14.04.2021 06:30 |

AMATEURFUSSBALL

„Die Verbandsspitze ist ohnmächtig!“

Franz Grad ist nicht nur Mäzen von Fußball-OÖ-Ligist ASKÖ Oedt, sondern auch Sponsor des Fußball-Landesverbandes.
Trotzdem lässt der Transport-Multi im Interview zur aktuellen Problematik kaum ein gutes Haar am Oberösterreichischen Fußballverband!

Herr Grad, 15 der 16 OÖ-Liga-Vereine plädieren für einen Saisonabbruch, einzig die ASKÖ Oedt schweigt zu diesem Thema.
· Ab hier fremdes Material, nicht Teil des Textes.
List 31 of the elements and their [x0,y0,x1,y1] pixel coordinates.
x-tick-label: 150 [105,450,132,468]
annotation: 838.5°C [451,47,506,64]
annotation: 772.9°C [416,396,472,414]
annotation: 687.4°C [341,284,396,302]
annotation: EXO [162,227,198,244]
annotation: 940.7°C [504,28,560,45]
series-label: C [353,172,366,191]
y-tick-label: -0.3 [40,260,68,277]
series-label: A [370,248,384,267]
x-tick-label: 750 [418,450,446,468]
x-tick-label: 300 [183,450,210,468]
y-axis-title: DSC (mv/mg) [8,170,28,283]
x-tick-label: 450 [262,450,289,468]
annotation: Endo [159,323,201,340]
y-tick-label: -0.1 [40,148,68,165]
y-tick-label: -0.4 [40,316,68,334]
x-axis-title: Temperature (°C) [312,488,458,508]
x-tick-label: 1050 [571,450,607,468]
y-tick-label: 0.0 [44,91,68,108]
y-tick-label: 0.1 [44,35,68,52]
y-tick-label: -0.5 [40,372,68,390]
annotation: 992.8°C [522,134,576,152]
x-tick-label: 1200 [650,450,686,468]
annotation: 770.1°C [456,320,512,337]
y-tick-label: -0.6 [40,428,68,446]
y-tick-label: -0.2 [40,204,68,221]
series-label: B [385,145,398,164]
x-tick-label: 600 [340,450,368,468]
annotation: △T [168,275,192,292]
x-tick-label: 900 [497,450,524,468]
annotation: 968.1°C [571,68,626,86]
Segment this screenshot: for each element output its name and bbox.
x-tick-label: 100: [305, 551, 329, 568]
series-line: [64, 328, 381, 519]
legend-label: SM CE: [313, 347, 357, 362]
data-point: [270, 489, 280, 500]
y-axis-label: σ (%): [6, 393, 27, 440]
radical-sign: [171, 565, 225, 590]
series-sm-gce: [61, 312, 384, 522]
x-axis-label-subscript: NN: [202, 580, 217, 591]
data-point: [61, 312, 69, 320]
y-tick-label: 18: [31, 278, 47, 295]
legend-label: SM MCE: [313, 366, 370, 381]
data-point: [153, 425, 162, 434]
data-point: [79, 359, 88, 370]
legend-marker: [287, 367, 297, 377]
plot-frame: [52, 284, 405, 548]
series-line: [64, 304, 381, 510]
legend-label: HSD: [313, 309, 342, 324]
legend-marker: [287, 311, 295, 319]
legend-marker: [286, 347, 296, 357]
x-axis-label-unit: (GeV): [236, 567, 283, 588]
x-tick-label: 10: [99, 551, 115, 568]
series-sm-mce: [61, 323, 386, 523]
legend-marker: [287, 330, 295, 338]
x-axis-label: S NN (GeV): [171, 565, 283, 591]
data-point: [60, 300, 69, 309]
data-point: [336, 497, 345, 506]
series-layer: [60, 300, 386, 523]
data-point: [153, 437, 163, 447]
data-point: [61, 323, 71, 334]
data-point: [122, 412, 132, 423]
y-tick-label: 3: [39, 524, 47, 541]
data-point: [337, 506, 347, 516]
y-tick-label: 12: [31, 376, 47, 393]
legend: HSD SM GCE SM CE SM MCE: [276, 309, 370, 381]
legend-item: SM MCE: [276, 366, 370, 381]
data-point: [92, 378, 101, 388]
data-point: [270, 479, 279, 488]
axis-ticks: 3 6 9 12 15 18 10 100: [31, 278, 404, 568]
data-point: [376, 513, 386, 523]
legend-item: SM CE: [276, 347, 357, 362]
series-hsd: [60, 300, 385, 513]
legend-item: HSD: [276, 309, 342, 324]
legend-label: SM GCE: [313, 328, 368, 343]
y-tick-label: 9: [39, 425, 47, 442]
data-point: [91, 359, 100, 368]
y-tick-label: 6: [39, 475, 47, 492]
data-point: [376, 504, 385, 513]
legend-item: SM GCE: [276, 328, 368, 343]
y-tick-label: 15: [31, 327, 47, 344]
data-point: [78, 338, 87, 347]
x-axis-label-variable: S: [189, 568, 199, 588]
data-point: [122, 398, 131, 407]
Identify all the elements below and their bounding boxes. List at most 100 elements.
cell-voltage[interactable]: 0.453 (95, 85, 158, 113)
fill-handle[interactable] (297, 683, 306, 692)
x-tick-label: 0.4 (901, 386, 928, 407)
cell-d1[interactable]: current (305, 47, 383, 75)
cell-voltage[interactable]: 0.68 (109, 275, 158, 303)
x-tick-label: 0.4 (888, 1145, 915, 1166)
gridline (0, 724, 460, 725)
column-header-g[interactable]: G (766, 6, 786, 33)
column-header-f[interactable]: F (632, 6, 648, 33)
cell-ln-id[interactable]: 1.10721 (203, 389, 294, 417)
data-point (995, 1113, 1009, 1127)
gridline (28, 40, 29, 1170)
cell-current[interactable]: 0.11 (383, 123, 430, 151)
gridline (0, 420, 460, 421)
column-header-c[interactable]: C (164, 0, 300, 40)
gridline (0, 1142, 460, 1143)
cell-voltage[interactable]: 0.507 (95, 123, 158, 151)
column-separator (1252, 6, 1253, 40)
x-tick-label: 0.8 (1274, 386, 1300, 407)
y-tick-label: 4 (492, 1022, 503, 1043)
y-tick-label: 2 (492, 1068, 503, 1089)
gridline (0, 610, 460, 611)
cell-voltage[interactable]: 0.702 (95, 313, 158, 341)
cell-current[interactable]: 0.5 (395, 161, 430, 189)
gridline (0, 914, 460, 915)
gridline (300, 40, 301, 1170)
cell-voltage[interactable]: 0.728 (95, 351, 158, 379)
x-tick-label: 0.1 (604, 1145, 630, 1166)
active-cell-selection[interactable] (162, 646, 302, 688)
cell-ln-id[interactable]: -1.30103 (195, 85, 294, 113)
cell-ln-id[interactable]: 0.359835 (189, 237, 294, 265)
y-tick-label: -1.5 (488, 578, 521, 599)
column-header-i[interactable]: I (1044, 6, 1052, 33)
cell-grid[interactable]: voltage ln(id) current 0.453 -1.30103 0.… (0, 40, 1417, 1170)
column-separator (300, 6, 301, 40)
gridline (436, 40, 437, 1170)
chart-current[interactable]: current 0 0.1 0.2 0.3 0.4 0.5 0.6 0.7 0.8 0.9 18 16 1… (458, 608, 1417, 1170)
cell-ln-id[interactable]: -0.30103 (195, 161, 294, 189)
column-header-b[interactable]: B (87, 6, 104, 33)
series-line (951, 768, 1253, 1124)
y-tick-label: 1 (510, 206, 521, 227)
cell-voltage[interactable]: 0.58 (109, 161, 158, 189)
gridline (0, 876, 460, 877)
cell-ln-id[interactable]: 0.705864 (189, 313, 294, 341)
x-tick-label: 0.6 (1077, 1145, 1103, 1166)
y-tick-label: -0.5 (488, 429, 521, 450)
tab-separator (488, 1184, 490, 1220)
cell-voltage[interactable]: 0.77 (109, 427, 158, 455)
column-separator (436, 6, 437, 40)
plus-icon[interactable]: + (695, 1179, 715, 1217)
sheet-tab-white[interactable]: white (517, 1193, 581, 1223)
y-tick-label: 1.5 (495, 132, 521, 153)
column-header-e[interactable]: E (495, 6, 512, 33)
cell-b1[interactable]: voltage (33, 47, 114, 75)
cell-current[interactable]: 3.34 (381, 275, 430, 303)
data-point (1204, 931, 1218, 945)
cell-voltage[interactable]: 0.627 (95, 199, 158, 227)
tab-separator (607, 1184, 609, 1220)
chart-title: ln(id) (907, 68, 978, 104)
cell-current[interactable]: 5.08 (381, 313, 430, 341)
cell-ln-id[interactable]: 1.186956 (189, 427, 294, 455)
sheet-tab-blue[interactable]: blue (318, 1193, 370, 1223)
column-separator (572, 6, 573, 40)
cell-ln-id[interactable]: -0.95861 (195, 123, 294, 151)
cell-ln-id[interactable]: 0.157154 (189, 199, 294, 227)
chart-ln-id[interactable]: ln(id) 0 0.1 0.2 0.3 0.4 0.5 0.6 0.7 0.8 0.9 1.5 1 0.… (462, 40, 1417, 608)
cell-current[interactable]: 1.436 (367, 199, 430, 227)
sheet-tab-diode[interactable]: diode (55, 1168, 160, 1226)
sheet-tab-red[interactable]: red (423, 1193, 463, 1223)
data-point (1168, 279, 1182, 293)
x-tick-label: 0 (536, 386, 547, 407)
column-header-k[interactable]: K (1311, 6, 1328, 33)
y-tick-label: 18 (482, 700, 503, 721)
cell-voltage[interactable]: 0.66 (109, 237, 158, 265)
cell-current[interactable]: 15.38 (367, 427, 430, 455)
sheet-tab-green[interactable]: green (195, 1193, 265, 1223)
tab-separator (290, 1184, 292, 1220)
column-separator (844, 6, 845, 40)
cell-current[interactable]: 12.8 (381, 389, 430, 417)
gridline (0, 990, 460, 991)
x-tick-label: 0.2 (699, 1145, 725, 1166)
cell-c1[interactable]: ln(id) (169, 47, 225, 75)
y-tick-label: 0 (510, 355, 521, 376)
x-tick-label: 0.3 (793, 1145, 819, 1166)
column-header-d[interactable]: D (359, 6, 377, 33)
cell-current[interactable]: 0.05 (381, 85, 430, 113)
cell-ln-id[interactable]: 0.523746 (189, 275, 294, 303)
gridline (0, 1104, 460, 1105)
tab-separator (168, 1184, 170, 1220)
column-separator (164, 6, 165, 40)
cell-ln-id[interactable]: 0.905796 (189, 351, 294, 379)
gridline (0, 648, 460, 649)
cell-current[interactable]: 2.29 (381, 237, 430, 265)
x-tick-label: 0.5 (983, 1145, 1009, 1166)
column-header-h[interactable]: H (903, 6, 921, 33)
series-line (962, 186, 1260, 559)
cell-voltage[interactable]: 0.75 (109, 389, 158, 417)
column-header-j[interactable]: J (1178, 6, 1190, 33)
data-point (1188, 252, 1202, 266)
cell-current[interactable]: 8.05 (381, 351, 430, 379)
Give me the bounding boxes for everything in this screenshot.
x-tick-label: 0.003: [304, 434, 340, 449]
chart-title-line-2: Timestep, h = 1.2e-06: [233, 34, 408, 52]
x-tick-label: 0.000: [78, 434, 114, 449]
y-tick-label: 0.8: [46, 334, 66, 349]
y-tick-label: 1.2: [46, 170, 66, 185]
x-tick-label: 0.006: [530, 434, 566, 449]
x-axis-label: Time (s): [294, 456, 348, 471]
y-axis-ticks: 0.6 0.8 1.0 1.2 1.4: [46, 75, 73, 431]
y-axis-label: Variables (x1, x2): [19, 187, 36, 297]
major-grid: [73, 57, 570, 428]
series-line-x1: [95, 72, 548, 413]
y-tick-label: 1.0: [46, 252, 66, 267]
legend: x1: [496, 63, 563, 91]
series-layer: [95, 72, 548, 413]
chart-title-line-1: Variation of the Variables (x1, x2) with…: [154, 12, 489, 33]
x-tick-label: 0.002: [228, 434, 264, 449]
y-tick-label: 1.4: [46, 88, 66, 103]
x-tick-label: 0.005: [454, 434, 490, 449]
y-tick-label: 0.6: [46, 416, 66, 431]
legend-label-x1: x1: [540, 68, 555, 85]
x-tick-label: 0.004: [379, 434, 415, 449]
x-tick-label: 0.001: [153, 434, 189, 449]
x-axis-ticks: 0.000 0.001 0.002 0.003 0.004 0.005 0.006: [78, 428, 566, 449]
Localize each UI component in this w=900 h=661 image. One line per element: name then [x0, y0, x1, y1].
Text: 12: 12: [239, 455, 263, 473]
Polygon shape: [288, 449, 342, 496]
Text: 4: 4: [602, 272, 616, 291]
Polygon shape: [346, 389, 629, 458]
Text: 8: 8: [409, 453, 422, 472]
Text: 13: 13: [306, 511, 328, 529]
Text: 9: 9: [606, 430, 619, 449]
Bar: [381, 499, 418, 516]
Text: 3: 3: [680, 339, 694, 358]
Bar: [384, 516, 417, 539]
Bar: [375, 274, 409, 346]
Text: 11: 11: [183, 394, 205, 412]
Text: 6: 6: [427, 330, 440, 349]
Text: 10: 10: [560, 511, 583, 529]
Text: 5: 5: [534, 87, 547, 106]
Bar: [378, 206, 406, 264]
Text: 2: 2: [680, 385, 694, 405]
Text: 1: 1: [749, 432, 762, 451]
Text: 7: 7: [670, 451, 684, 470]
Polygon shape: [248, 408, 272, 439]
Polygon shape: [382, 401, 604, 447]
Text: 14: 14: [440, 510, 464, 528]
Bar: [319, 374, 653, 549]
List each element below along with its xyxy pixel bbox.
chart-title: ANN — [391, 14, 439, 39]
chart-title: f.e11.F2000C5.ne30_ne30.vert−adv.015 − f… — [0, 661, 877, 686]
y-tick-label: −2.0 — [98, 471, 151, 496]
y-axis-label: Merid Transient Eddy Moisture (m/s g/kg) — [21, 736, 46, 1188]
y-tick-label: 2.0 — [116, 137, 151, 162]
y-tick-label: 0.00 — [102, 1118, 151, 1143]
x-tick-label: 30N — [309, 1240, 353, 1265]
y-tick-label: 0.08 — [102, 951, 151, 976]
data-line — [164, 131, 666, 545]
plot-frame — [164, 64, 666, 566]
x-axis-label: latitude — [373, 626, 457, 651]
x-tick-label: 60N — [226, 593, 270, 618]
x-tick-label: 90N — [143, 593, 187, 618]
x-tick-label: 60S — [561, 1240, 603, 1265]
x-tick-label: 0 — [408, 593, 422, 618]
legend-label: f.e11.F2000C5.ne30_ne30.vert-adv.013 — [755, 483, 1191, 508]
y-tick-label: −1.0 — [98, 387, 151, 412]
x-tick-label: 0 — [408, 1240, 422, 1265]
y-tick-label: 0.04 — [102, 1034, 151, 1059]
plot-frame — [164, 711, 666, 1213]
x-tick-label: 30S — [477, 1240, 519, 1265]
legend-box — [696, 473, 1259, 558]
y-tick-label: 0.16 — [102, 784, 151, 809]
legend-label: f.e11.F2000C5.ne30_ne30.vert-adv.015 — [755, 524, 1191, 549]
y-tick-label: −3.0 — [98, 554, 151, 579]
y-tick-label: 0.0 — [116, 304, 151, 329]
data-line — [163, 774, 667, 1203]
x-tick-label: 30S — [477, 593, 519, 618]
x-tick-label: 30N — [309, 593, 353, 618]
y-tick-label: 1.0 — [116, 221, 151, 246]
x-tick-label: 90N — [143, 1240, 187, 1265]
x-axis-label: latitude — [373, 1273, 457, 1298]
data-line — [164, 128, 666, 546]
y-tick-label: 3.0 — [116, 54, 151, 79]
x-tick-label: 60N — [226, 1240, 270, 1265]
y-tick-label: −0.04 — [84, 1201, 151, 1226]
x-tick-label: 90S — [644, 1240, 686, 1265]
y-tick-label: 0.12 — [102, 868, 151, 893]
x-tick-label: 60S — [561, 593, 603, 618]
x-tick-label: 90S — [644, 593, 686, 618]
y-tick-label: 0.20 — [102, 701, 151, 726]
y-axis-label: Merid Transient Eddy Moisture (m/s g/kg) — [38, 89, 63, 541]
Weil’s mir nicht um die Lohn- oder Aufwandsentschädigung geht, die man sich dadurch erspart, sondern um die Kinder. Warum denkt da keiner dran? Das verstehe ich nicht.

Was meinen Sie genau?

Ob bei uns in Traun am Oedtersee oder auf anderen zugänglichen Flächen spielen Kinder ohnedies Fußball. Da wäre es doch viel besser, sie könnten das in geordneten Bahnen tun. Warum sagt der Verband nicht, „wir sorgen dafür!“

Weil der Verband...

nur so mächtig ist, wie seine Spitze – und die ist bis auf Sportchef Raphael Koch ohnmächtig. Im OÖFV interessiert keinen Menschen, ob es die Vereine wirtschaftlich stemmen oder nicht. Weil alle aus geschützten Bereichen kommen und keiner je einen Verein geführt hat. Es musste nie einer Leistung erbringen oder sich Gedanken machen, woher das Geld kommt. Denn wenn der OÖFV keines hat, verkauft er – wie zuletzt – seine Anlage an den LASK.

Was laut Gerhard Götschhofer jedoch ein Win-win-Geschäft gewesen ist. Was halten Sie davon, dass er im Herbst erneut als OÖFV-Präsident kandidieren wird?

Erst hatte er ja angekündigt, nur noch eine Periode zu bleiben. Aber seit er in der Rente ist, will er diese honorig Position, die auch keine Arbeit ist, nicht aufgeben. Für 370 Vereine stellt sich nun die Frage, ob sie sich den Rentner antun wollen?

Was werfen Sie ihm vor?

Dass unter ihm nicht viel passiert ist, außer dass er das Tafelsilber verkauft hat. Aber es ist nicht mehr meine Intention, etwas zu bewegen. Zudem würde ein Neuer eine ganze Periode zu tun haben, um den Verband auf Vordermann zu bringen.

Ist das nicht zu hart?

Schau’n S’, wir bewegen uns keinen Schritt. Nehmen wir als Beispiel die Regionalliga: Die hat eine andere Zugehörigkeit als die Bundesliga, hängt aber natürlich trotzdem mit der zweiten Liga zusammen – und keiner versucht das zu lösen. Das ist ein Saustall. Doch dem ÖFB – der ebenfalls von einem Rentner geführt wird – interessieren diese Ligen nicht. Damit hat der Herr Windtner aber in diesem Fall sogar recht, weil jeder Landesverband ja sein eigener Kaiser ist und es überall andere Regeln gibt. Da müsste jemand sagen: „Wir müssen uns einigen!“ Aber unser Verband interessiert sich ja nicht einmal für die Kinder.